Part 1

A block of mass 4 kg, which has an initial
speed of 8 m/s at time t = 0, slides on a
horizontal surface.Find the magnitude of the work that must
be done on the block to bring it to rest.
Answer in units of J.

Part 2
If a constant friction force of magnitude
5 Newtons is exerted on the block by the surface, find the magnitude of the acceleration of
the block.
Answer in units of m/s2.

Part 3
How far does the block slide before it comes
to rest?
Answer in units of m.

1.

enough work must be done to reduce the Ke to zero
so
work = (1/2) m v^2 Joules

2.
a= F/m = 5/4 m/s^2

3.
work done by friction = initial Ke when it stops
5 * d = (1/2) m v^2

Part 1: To find the magnitude of the work done on the block to bring it to rest, we need to use the concept of work and energy. The work done on an object is equal to the change in its kinetic energy. In this case, the initial kinetic energy is given by (1/2)mv^2, where m is the mass of the block (4 kg) and v is the initial speed (8 m/s). Since the block comes to rest, its final kinetic energy is zero.

Therefore, the work done to bring the block to rest is equal to the initial kinetic energy:

Work = (1/2)mv^2 = (1/2)(4 kg)(8 m/s)^2 = 128 J.

So, the magnitude of the work done on the block to bring it to rest is 128 J.

Part 2: To find the magnitude of the acceleration of the block, we can use Newton's second law, which states that the net force acting on an object is equal to its mass multiplied by its acceleration. In this case, the net force is the friction force exerted on the block, and its magnitude is given as 5 N. The mass of the block is 4 kg.

Therefore, we can write the equation as:
5 N = 4 kg * a,

where a is the acceleration.

To find the magnitude of the acceleration, we rearrange the equation:

a = (5 N) / (4 kg) = 1.25 m/s^2.

So, the magnitude of the acceleration of the block is 1.25 m/s^2.

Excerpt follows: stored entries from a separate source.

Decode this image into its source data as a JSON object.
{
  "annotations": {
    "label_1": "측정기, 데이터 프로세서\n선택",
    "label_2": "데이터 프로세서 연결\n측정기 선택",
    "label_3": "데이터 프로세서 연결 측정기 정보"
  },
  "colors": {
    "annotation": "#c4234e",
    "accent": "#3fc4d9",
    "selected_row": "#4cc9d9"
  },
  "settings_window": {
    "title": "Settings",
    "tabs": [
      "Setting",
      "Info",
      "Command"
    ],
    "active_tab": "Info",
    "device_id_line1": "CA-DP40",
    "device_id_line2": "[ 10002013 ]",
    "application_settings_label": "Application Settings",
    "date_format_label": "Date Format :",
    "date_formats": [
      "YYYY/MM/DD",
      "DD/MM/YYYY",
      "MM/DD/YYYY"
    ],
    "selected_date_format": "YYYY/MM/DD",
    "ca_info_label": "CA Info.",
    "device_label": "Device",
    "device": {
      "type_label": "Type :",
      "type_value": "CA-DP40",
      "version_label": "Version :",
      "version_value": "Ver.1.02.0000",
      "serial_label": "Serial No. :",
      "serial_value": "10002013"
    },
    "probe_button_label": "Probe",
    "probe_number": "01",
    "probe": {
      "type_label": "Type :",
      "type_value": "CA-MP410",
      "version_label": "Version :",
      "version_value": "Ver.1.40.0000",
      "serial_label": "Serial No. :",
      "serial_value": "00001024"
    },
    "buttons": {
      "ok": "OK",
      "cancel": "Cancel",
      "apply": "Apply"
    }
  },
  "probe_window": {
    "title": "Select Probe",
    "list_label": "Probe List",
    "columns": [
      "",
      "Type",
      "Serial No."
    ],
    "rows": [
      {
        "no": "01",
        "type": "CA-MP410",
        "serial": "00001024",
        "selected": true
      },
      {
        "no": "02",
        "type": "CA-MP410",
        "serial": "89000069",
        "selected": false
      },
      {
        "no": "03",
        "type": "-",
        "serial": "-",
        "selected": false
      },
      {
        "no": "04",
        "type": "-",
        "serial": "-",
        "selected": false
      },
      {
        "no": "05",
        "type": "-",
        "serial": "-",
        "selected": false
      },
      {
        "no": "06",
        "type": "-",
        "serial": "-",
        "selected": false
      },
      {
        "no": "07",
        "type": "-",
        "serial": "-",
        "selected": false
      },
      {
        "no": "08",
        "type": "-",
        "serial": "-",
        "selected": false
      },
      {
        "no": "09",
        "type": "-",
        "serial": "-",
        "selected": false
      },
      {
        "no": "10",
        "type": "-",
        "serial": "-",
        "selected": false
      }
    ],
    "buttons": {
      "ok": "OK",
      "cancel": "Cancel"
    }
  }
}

Part 3: To find how far the block slides before it comes to rest, we can use the equation of motion that relates distance, initial velocity, acceleration, and time. The block starts with an initial velocity of 8 m/s and comes to rest, so its final velocity is 0 m/s. We need to find the distance traveled.

The equation that relates the variables is:
v^2 = u^2 + 2as,

where v is the final velocity, u is the initial velocity, a is the acceleration, and s is the distance.

Rearranging the equation, we have:
s = (v^2 - u^2) / (2a).

Substituting the values, we get:
s = (0^2 - 8^2) / (2 * -1.25 m/s^2) = (-64) / (-2.5) = 25.6 m.

So, the block slides a distance of 25.6 m before it comes to rest.